In December 1883, the 1st Battalion of the Foreign Legion participated in the capture of Sơn Tây. In May 1884 after a short French offensive campaign, France and China agreed that Chinese forces would be withdrawn from Tonkin. However, in June 1884, hostilities between France and China resumed at Lạng Sơn after a French force attempted to dislodge a Chinese garrison which had not withdrawn from the Tonkin region. Following the Chinese renewal of hostilities, French Prime Minister Jules Ferry began preparations for an invasion.

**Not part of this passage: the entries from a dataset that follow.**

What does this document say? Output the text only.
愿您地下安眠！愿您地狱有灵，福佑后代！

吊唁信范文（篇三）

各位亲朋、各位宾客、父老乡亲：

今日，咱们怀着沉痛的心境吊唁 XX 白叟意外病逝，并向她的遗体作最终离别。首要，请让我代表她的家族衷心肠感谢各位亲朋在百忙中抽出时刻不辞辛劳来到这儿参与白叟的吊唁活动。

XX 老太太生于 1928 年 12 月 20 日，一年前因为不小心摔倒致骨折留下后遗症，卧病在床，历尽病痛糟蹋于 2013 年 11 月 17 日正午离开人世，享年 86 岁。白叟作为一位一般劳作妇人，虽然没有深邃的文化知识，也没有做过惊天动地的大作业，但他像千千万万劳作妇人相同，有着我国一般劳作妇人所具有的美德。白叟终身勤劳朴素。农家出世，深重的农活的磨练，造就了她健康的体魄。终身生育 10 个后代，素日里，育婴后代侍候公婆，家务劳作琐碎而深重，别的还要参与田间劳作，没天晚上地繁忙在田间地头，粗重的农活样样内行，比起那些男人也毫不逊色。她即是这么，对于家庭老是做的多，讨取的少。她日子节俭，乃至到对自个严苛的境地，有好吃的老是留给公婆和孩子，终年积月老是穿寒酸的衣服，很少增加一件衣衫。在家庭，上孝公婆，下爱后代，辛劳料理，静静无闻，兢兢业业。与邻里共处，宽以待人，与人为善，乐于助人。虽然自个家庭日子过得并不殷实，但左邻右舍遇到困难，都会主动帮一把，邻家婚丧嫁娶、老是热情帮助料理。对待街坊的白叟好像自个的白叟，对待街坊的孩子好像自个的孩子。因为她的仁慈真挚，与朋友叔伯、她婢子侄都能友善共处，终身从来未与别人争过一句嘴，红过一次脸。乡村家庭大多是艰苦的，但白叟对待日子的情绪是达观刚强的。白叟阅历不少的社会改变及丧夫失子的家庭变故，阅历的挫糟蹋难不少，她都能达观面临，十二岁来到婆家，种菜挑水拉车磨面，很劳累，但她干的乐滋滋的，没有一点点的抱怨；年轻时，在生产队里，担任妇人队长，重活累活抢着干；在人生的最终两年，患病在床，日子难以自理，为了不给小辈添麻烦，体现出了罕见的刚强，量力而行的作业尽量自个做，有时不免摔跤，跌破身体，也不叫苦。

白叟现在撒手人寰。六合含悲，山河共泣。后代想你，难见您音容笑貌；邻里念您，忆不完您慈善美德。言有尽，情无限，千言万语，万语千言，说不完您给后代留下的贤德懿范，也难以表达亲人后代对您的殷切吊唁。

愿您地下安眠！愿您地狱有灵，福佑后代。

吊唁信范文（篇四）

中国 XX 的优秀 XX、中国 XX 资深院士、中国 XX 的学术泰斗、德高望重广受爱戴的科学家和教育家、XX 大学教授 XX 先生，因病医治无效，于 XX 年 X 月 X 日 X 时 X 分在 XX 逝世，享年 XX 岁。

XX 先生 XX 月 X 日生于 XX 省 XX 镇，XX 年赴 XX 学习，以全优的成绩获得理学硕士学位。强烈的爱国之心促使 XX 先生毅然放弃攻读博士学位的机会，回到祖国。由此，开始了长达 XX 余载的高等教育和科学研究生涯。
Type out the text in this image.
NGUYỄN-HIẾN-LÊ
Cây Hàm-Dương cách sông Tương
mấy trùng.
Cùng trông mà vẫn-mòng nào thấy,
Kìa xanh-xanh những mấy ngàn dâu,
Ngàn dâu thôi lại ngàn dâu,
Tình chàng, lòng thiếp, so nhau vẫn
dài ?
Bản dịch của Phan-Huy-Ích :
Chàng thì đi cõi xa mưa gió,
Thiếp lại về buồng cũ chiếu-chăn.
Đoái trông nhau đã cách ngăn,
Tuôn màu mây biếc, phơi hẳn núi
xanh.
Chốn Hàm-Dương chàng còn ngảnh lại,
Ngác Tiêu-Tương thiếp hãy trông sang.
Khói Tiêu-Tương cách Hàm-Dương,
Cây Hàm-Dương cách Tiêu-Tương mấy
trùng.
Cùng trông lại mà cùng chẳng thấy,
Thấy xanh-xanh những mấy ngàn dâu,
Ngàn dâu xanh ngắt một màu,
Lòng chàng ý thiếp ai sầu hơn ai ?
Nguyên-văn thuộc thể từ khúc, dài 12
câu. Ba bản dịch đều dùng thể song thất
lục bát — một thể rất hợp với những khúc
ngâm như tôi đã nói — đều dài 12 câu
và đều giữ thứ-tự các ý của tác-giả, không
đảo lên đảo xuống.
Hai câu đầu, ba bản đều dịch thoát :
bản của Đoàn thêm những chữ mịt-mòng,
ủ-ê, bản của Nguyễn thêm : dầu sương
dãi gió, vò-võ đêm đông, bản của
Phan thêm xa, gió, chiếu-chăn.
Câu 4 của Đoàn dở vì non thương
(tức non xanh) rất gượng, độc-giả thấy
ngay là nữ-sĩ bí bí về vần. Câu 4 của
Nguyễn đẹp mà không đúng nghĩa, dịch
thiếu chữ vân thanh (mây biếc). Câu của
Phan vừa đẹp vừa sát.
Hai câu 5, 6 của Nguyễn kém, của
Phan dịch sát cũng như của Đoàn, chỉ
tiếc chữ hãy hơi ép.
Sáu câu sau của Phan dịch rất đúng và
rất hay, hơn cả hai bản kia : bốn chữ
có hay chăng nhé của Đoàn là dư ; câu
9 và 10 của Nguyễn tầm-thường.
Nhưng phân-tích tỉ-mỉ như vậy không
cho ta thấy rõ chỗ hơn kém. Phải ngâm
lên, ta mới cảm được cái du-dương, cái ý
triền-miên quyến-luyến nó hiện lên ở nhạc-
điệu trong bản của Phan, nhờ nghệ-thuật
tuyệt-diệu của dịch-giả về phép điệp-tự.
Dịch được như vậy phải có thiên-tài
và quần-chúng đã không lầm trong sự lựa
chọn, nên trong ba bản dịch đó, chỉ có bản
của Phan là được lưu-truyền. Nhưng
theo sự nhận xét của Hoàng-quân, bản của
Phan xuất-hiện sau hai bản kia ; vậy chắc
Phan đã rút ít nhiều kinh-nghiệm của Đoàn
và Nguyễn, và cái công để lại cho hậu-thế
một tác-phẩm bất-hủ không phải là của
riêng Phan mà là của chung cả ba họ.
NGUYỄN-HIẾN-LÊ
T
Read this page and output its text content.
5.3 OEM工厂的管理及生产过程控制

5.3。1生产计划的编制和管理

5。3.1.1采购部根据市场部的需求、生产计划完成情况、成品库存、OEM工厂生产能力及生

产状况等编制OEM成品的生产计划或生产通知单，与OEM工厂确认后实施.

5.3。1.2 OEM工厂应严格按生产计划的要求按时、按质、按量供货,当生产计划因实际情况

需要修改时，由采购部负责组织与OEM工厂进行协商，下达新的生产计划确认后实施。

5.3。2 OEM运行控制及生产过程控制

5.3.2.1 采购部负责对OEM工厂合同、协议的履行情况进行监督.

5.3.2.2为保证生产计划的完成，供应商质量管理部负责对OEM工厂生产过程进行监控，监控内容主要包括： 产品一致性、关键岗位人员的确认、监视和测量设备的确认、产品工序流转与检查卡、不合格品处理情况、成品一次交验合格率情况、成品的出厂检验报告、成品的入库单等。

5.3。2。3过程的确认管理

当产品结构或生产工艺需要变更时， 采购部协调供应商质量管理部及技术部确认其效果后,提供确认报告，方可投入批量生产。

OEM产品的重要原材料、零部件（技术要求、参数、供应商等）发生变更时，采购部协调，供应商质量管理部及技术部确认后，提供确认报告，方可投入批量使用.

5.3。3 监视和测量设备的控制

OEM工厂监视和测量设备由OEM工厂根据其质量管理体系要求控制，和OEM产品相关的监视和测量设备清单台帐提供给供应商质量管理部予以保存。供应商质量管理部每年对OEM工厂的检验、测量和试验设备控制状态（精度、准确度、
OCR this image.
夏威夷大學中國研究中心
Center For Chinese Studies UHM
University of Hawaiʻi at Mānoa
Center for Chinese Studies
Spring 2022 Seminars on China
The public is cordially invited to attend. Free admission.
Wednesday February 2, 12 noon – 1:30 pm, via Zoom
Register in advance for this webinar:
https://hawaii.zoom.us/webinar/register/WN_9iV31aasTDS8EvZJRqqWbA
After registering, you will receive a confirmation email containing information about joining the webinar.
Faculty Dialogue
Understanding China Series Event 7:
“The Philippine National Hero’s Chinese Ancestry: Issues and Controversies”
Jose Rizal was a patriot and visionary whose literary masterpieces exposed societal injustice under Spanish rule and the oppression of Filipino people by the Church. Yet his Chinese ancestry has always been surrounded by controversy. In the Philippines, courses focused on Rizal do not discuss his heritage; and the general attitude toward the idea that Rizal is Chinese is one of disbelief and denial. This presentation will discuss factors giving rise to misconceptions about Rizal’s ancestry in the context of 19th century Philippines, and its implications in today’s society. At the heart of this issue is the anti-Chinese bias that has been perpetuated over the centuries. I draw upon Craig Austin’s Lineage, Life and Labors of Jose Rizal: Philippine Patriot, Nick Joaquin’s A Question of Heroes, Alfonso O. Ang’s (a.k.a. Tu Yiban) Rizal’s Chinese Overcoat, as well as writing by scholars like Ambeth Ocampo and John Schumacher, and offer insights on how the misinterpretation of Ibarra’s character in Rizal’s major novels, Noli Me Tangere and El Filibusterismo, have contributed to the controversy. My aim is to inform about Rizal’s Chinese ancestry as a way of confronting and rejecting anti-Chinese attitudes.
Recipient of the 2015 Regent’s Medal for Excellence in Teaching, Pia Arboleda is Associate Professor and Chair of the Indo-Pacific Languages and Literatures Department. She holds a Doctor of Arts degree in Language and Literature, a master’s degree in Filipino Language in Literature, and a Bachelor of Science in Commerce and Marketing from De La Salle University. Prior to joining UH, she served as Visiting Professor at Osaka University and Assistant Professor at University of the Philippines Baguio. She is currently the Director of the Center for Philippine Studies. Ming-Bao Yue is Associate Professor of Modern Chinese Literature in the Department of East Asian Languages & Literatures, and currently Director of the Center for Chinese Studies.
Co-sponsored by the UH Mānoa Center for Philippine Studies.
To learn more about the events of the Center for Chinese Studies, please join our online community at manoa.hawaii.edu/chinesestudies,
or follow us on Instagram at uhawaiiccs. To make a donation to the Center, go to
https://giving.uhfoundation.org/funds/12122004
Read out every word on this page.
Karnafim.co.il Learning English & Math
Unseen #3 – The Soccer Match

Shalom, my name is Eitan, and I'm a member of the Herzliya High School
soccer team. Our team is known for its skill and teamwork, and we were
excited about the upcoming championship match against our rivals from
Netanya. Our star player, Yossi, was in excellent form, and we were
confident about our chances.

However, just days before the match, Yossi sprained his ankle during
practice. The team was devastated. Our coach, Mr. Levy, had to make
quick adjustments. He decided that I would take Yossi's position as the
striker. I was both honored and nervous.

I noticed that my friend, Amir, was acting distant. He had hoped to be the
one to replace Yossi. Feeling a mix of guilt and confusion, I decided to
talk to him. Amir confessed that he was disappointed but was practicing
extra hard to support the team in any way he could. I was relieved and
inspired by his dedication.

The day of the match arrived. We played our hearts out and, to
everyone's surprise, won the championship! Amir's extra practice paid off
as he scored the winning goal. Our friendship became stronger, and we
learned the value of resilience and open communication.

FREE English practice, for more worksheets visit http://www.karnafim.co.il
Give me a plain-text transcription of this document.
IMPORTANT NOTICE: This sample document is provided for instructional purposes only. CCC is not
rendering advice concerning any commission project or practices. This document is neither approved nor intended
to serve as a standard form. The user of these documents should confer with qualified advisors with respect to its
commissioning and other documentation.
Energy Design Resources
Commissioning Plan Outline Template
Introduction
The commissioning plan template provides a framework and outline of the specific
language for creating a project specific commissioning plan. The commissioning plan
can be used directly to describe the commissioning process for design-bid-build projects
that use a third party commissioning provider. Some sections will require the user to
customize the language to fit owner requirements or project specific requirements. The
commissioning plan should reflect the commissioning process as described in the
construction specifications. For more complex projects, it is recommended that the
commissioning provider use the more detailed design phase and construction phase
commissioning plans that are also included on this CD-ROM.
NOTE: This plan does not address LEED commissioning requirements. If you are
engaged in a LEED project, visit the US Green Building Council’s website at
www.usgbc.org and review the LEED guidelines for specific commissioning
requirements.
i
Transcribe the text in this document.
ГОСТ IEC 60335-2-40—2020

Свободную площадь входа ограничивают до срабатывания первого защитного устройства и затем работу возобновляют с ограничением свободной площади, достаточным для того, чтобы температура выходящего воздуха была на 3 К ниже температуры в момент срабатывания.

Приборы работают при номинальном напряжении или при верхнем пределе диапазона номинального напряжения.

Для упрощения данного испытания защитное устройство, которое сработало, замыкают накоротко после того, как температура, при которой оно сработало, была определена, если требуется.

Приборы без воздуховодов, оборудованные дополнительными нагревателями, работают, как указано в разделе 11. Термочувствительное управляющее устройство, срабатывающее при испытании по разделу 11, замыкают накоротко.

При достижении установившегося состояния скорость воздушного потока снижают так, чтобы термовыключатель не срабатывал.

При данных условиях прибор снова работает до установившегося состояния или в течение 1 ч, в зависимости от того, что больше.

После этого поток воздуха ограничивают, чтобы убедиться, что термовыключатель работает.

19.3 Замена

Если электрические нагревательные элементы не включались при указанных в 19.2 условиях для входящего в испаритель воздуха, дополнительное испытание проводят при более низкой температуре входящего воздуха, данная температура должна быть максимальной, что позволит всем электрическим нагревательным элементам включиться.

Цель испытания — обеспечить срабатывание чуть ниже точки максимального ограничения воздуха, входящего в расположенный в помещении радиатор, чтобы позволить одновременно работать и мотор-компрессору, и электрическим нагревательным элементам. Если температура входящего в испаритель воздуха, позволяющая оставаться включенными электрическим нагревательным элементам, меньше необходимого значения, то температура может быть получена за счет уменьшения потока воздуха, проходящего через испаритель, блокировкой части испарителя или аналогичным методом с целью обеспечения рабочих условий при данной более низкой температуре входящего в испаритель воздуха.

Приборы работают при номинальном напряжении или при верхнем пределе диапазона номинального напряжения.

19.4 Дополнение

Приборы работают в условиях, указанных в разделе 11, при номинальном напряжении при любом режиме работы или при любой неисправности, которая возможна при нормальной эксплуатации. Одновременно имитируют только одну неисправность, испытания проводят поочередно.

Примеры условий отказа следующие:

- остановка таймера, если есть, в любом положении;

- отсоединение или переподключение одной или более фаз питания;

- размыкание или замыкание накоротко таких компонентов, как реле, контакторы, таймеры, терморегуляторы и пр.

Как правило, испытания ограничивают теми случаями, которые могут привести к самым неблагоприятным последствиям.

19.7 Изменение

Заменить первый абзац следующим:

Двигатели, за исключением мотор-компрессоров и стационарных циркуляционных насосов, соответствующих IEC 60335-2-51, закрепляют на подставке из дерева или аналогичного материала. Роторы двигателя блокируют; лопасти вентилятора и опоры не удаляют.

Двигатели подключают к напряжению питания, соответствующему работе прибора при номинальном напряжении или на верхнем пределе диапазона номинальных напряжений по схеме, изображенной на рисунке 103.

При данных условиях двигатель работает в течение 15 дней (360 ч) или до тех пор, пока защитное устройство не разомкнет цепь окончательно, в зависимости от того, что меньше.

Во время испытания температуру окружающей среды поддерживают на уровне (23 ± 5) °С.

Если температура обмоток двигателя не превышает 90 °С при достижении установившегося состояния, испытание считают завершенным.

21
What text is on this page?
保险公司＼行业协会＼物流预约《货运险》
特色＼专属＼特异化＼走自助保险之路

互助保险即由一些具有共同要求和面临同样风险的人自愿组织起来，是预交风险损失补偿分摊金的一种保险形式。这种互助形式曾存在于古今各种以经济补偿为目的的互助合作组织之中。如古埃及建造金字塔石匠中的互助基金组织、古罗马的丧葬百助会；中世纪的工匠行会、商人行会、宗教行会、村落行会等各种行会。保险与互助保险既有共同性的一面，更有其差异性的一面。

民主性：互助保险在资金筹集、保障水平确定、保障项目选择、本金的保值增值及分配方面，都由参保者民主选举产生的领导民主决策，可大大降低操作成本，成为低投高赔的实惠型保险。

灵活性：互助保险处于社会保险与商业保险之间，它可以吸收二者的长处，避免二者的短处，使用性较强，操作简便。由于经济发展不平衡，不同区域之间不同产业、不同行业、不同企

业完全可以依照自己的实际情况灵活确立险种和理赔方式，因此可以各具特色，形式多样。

In 1884 two battalions of the Foreign Legion were attached to the 4th Marching Regiment of the 2nd Brigade of the Tonkin Expeditionary Corps during the Bắc Ninh Campaign.
In November 1884, a column of 700 legionnaires under command of Lieutenant-colonel Jacques Duchesne, commanding officer of the 4th Marching Regiment, proceeded up the Lô River valley. The column assaulted a Chinese fortified position along a ridge south of Tuyên Quang. Then when the column reached Tuyên Quang and a garrison was established in the town; the garrison was composed primarily of Legion forces. The column departed Tuyên Quang on November 23, 1884, and the Tuyên Quang garrison was subsequently surrounded by Black Flag forces, marking the commencement of the Siege of Tuyên Quang.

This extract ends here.